Acclaimed novelist John Shirley has written novels and tales that span the spectrum of imaginative literature, from science fiction to psychological terror to supernatural horror. One of the writers that inspired him to become a writer was H. P. Lovecraft, and in this volume Shirley pays tribute to the titan of weird fiction with a series of imaginative elaborations upon Lovecraft's Cthulhu Mythos.
These stories range from narratives that feature Lovecraft himself as a shadowy character ("When Death Wakes Me to Myself") to historical tales where Lovecraftian entities emerge at critical points in the past ("Those Who Come to Dagon," "The Rime of the Cosmic Mariner," "Broken on the Wheel of Time") to vibrant tales melding Lovecraftian terror with modern technology ("At Home with Azathoth," "The Holy Grace of Cthulhu").

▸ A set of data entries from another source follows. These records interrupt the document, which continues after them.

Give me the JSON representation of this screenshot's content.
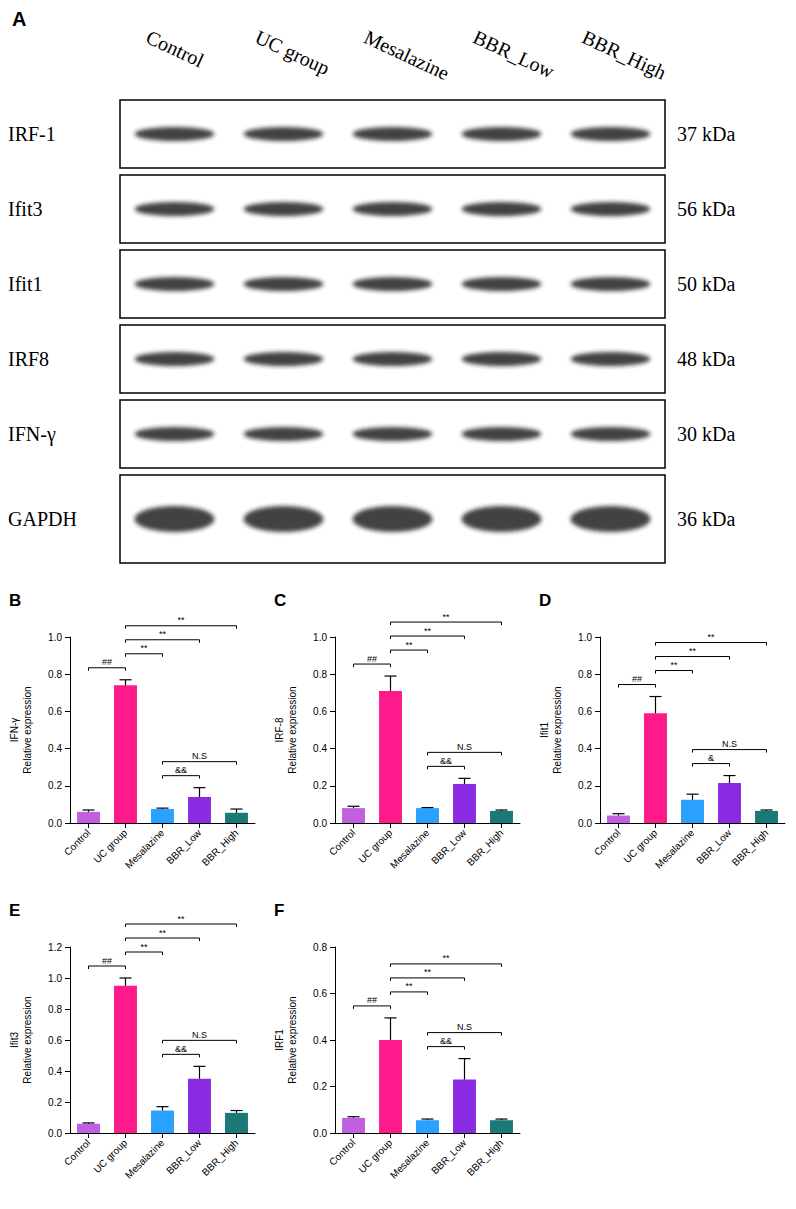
{
  "blot": {
    "panel": "A",
    "lanes": [
      "Control",
      "UC group",
      "Mesalazine",
      "BBR_Low",
      "BBR_High"
    ],
    "rows": [
      {
        "label": "IRF-1",
        "size": "37 kDa"
      },
      {
        "label": "Ifit3",
        "size": "56 kDa"
      },
      {
        "label": "Ifit1",
        "size": "50 kDa"
      },
      {
        "label": "IRF8",
        "size": "48 kDa"
      },
      {
        "label": "IFN-γ",
        "size": "30 kDa"
      },
      {
        "label": "GAPDH",
        "size": "36 kDa"
      }
    ]
  },
  "chart_data": [
    {
      "type": "bar",
      "title": "B",
      "ylabel": "IFN-γ\nRelative expression",
      "categories": [
        "Control",
        "UC group",
        "Mesalazine",
        "BBR_Low",
        "BBR_High"
      ],
      "values": [
        0.06,
        0.74,
        0.075,
        0.14,
        0.055
      ],
      "errors": [
        0.01,
        0.03,
        0.005,
        0.05,
        0.02
      ],
      "colors": [
        "#c060e0",
        "#ff1a8c",
        "#2aa0ff",
        "#8a2be2",
        "#1a7a78"
      ],
      "ylim": [
        0,
        1.0
      ],
      "yticks": [
        {
          "value": 0,
          "label": "0.0"
        },
        0.2,
        0.4,
        0.6,
        0.8,
        {
          "value": 1.0,
          "label": "1.0"
        }
      ],
      "comparisons": [
        {
          "from": "Control",
          "to": "UC group",
          "label": "##"
        },
        {
          "from": "UC group",
          "to": "Mesalazine",
          "label": "**"
        },
        {
          "from": "UC group",
          "to": "BBR_Low",
          "label": "**"
        },
        {
          "from": "UC group",
          "to": "BBR_High",
          "label": "**"
        },
        {
          "from": "Mesalazine",
          "to": "BBR_Low",
          "label": "&&"
        },
        {
          "from": "Mesalazine",
          "to": "BBR_High",
          "label": "N.S"
        }
      ]
    },
    {
      "type": "bar",
      "title": "C",
      "ylabel": "IRF-8\nRelative expression",
      "categories": [
        "Control",
        "UC group",
        "Mesalazine",
        "BBR_Low",
        "BBR_High"
      ],
      "values": [
        0.08,
        0.71,
        0.08,
        0.21,
        0.065
      ],
      "errors": [
        0.01,
        0.08,
        0.003,
        0.03,
        0.005
      ],
      "colors": [
        "#c060e0",
        "#ff1a8c",
        "#2aa0ff",
        "#8a2be2",
        "#1a7a78"
      ],
      "ylim": [
        0,
        1.0
      ],
      "yticks": [
        {
          "value": 0,
          "label": "0.0"
        },
        0.2,
        0.4,
        0.6,
        0.8,
        {
          "value": 1.0,
          "label": "1.0"
        }
      ],
      "comparisons": [
        {
          "from": "Control",
          "to": "UC group",
          "label": "##"
        },
        {
          "from": "UC group",
          "to": "Mesalazine",
          "label": "**"
        },
        {
          "from": "UC group",
          "to": "BBR_Low",
          "label": "**"
        },
        {
          "from": "UC group",
          "to": "BBR_High",
          "label": "**"
        },
        {
          "from": "Mesalazine",
          "to": "BBR_Low",
          "label": "&&"
        },
        {
          "from": "Mesalazine",
          "to": "BBR_High",
          "label": "N.S"
        }
      ]
    },
    {
      "type": "bar",
      "title": "D",
      "ylabel": "Ifit1\nRelative expression",
      "categories": [
        "Control",
        "UC group",
        "Mesalazine",
        "BBR_Low",
        "BBR_High"
      ],
      "values": [
        0.04,
        0.59,
        0.125,
        0.215,
        0.065
      ],
      "errors": [
        0.01,
        0.09,
        0.03,
        0.04,
        0.005
      ],
      "colors": [
        "#c060e0",
        "#ff1a8c",
        "#2aa0ff",
        "#8a2be2",
        "#1a7a78"
      ],
      "ylim": [
        0,
        1.0
      ],
      "yticks": [
        {
          "value": 0,
          "label": "0.0"
        },
        0.2,
        0.4,
        0.6,
        0.8,
        {
          "value": 1.0,
          "label": "1.0"
        }
      ],
      "comparisons": [
        {
          "from": "Control",
          "to": "UC group",
          "label": "##"
        },
        {
          "from": "UC group",
          "to": "Mesalazine",
          "label": "**"
        },
        {
          "from": "UC group",
          "to": "BBR_Low",
          "label": "**"
        },
        {
          "from": "UC group",
          "to": "BBR_High",
          "label": "**"
        },
        {
          "from": "Mesalazine",
          "to": "BBR_Low",
          "label": "&"
        },
        {
          "from": "Mesalazine",
          "to": "BBR_High",
          "label": "N.S"
        }
      ]
    },
    {
      "type": "bar",
      "title": "E",
      "ylabel": "Ifit3\nRelative expression",
      "categories": [
        "Control",
        "UC group",
        "Mesalazine",
        "BBR_Low",
        "BBR_High"
      ],
      "values": [
        0.06,
        0.95,
        0.145,
        0.35,
        0.13
      ],
      "errors": [
        0.005,
        0.05,
        0.025,
        0.08,
        0.015
      ],
      "colors": [
        "#c060e0",
        "#ff1a8c",
        "#2aa0ff",
        "#8a2be2",
        "#1a7a78"
      ],
      "ylim": [
        0,
        1.2
      ],
      "yticks": [
        {
          "value": 0,
          "label": "0.0"
        },
        0.2,
        0.4,
        0.6,
        0.8,
        {
          "value": 1.0,
          "label": "1.0"
        },
        1.2
      ],
      "comparisons": [
        {
          "from": "Control",
          "to": "UC group",
          "label": "##"
        },
        {
          "from": "UC group",
          "to": "Mesalazine",
          "label": "**"
        },
        {
          "from": "UC group",
          "to": "BBR_Low",
          "label": "**"
        },
        {
          "from": "UC group",
          "to": "BBR_High",
          "label": "**"
        },
        {
          "from": "Mesalazine",
          "to": "BBR_Low",
          "label": "&&"
        },
        {
          "from": "Mesalazine",
          "to": "BBR_High",
          "label": "N.S"
        }
      ]
    },
    {
      "type": "bar",
      "title": "F",
      "ylabel": "IRF1\nRelative expression",
      "categories": [
        "Control",
        "UC group",
        "Mesalazine",
        "BBR_Low",
        "BBR_High"
      ],
      "values": [
        0.065,
        0.4,
        0.055,
        0.23,
        0.055
      ],
      "errors": [
        0.005,
        0.095,
        0.005,
        0.09,
        0.005
      ],
      "colors": [
        "#c060e0",
        "#ff1a8c",
        "#2aa0ff",
        "#8a2be2",
        "#1a7a78"
      ],
      "ylim": [
        0,
        0.8
      ],
      "yticks": [
        {
          "value": 0,
          "label": "0.0"
        },
        0.2,
        0.4,
        0.6,
        0.8
      ],
      "comparisons": [
        {
          "from": "Control",
          "to": "UC group",
          "label": "##"
        },
        {
          "from": "UC group",
          "to": "Mesalazine",
          "label": "**"
        },
        {
          "from": "UC group",
          "to": "BBR_Low",
          "label": "**"
        },
        {
          "from": "UC group",
          "to": "BBR_High",
          "label": "**"
        },
        {
          "from": "Mesalazine",
          "to": "BBR_Low",
          "label": "&&"
        },
        {
          "from": "Mesalazine",
          "to": "BBR_High",
          "label": "N.S"
        }
      ]
    }
  ]
}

The volume concludes with a scintillating unpublished novella, "Broken on the Wheel of Time," elaborating upon conceptions found in Lovecraft's "The Shadow out of Time."
"Putting this book together, I wondered what Lovecraft would have thought of it, and I found myself imagining Lovecraft traveling in time and reading my stories. Though HPL might need a cultural "translator" for these stories, since they're all twenty-first-century fare, I think he would at least recognize them as refractions of his work."-From John Shirley's Introduction
John Shirley is the author of the best-selling
Wetbones (1991) and other novels, and has published such short story collections as
Black Butterflies: A Flock on the Dark Side (1998) and
In Extremis: The Most Extreme Short Stories of John Shirley (2011). He had won the Bram Stoker Award and the International Horror Guild Award. He is also a prolific songwriter and singer.